LIMA – The UN Educational, Scientific, and Cultural Organization does not plan to add Machu Picchu to its list of endangered heritage sites, Peruvian officials said Thursday.
UNESCO experts agreed at a meeting in Krakow, Poland, that the steps taken by Peru to address concerns about the condition of the Inca citadel were sufficient to keep Machu Picchu off the list, the Cuzco regional culture office (DDC) said in a statement.
“There was not even a debate or discussion, which means that UNESCO retires its intention to add Machu Picchu to the list of endangered world heritage sites,” DDC director Vidal Pino said.

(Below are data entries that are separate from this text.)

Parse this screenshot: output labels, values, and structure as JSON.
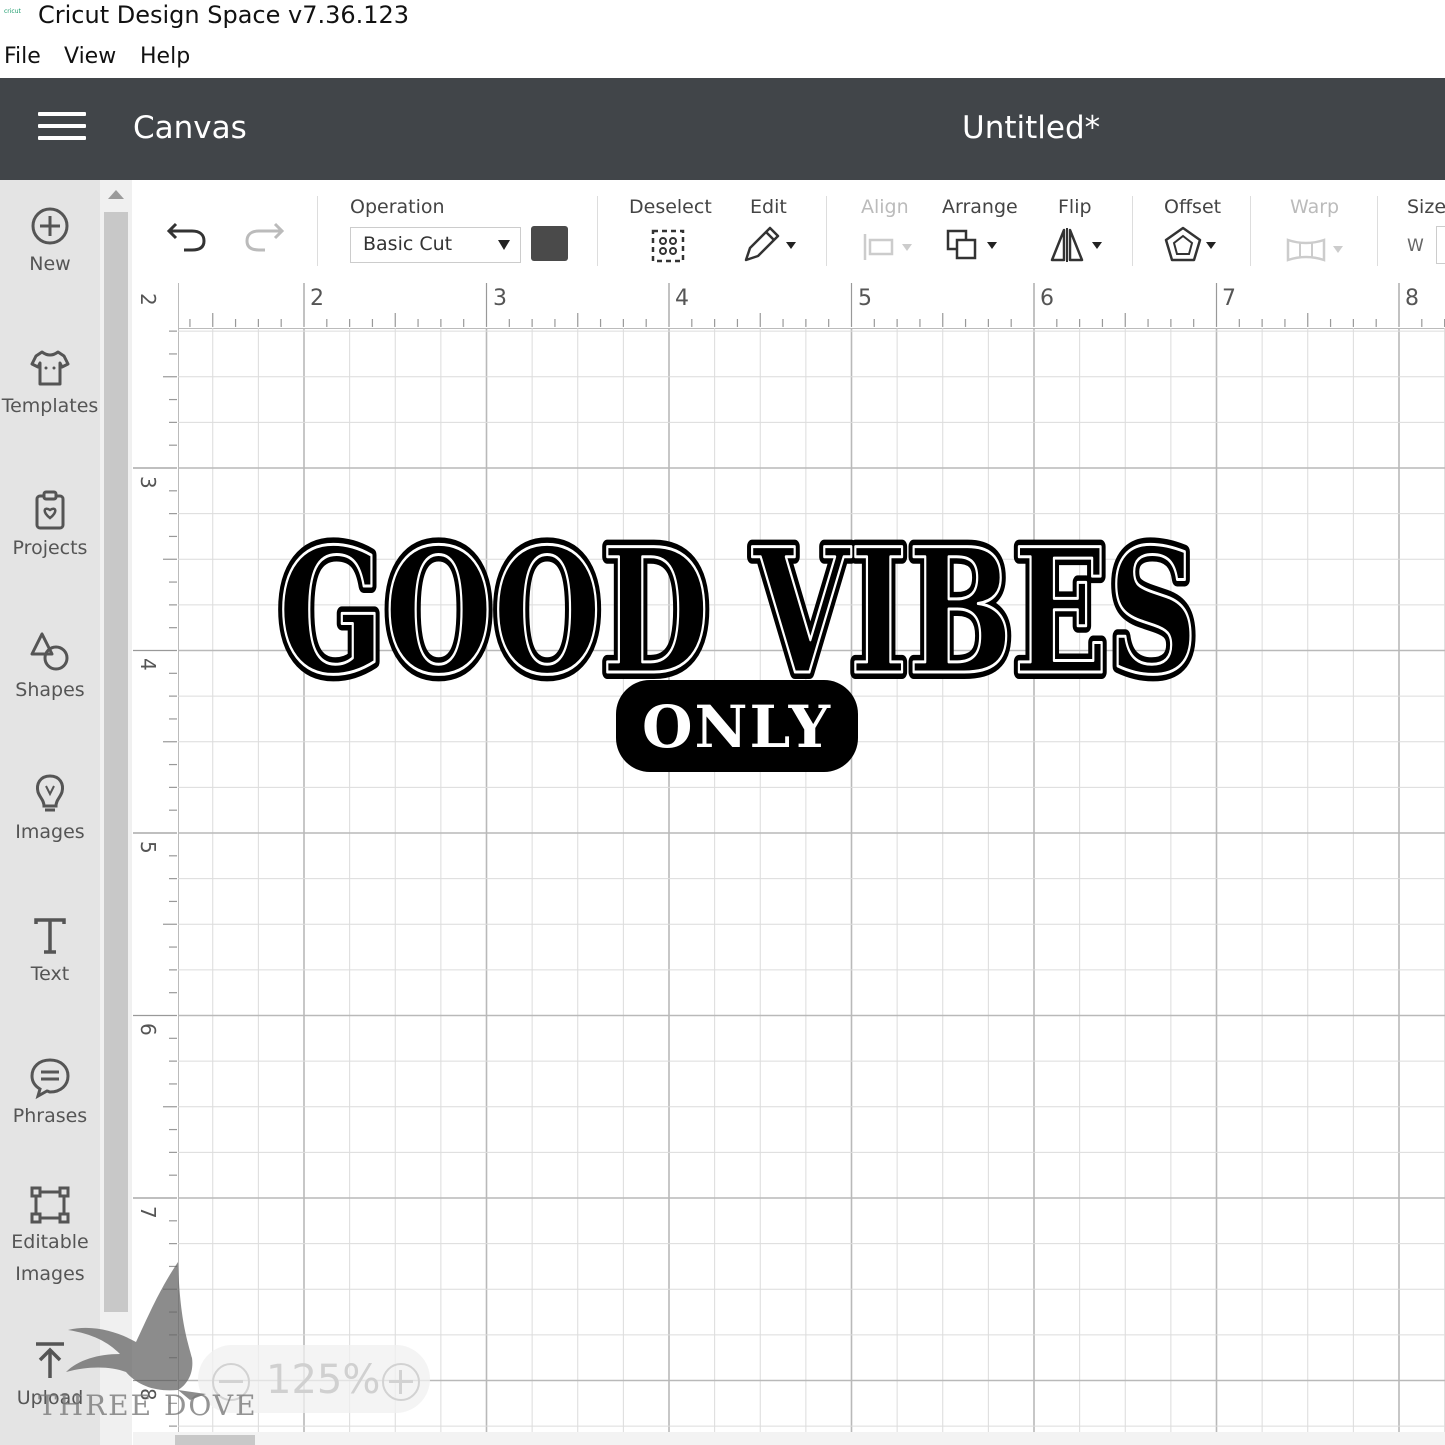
{
  "window": {
    "logo_text": "cricut",
    "title": "Cricut Design Space  v7.36.123"
  },
  "menubar": {
    "items": [
      "File",
      "View",
      "Help"
    ]
  },
  "header": {
    "section": "Canvas",
    "document_title": "Untitled*"
  },
  "sidebar": {
    "items": [
      {
        "label": "New",
        "icon": "plus-circle-icon"
      },
      {
        "label": "Templates",
        "icon": "tshirt-icon"
      },
      {
        "label": "Projects",
        "icon": "projects-icon"
      },
      {
        "label": "Shapes",
        "icon": "shapes-icon"
      },
      {
        "label": "Images",
        "icon": "lightbulb-icon"
      },
      {
        "label": "Text",
        "icon": "text-icon"
      },
      {
        "label": "Phrases",
        "icon": "speech-bubble-icon"
      },
      {
        "label": "Editable Images",
        "icon": "editable-images-icon"
      },
      {
        "label": "Upload",
        "icon": "upload-icon"
      }
    ]
  },
  "toolbar": {
    "operation_label": "Operation",
    "operation_value": "Basic Cut",
    "swatch_color": "#4a4a4a",
    "deselect_label": "Deselect",
    "edit_label": "Edit",
    "align_label": "Align",
    "arrange_label": "Arrange",
    "flip_label": "Flip",
    "offset_label": "Offset",
    "warp_label": "Warp",
    "size_label": "Size",
    "size_w_label": "W"
  },
  "ruler": {
    "top_numbers": [
      "2",
      "3",
      "4",
      "5",
      "6",
      "7",
      "8"
    ],
    "left_numbers": [
      "2",
      "3",
      "4",
      "5",
      "6",
      "7",
      "8"
    ]
  },
  "design": {
    "line1": "GOOD VIBES",
    "line2": "ONLY"
  },
  "zoom": {
    "value": "125%"
  },
  "watermark": {
    "text": "THREE DOVE"
  }
}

In 2015, UNESCO gave the Peruvian government two years to make needed improvements in the administration of the ruins, which receive more than 3,000 visitors a day on average.
Peru has established some new guidelines for tourists at Machu Picchu, including bans on bringing food and drink, baby carriages, pets, umbrellas, or musical instruments onto the site.
Visitors will also be prohibited from climbing on or leaning against the walls.
The new rules limit the number of tourists entering the complex to 5,940 per day.
UNESCO’s decision “is an important achievement of the Culture Ministry and the Peruvian state,” Pino said.
Machu Picchu, made famous by the 1911 expedition of US explorer Hiram Bingham, was designated by UNESCO as a World Heritage Site in 1983.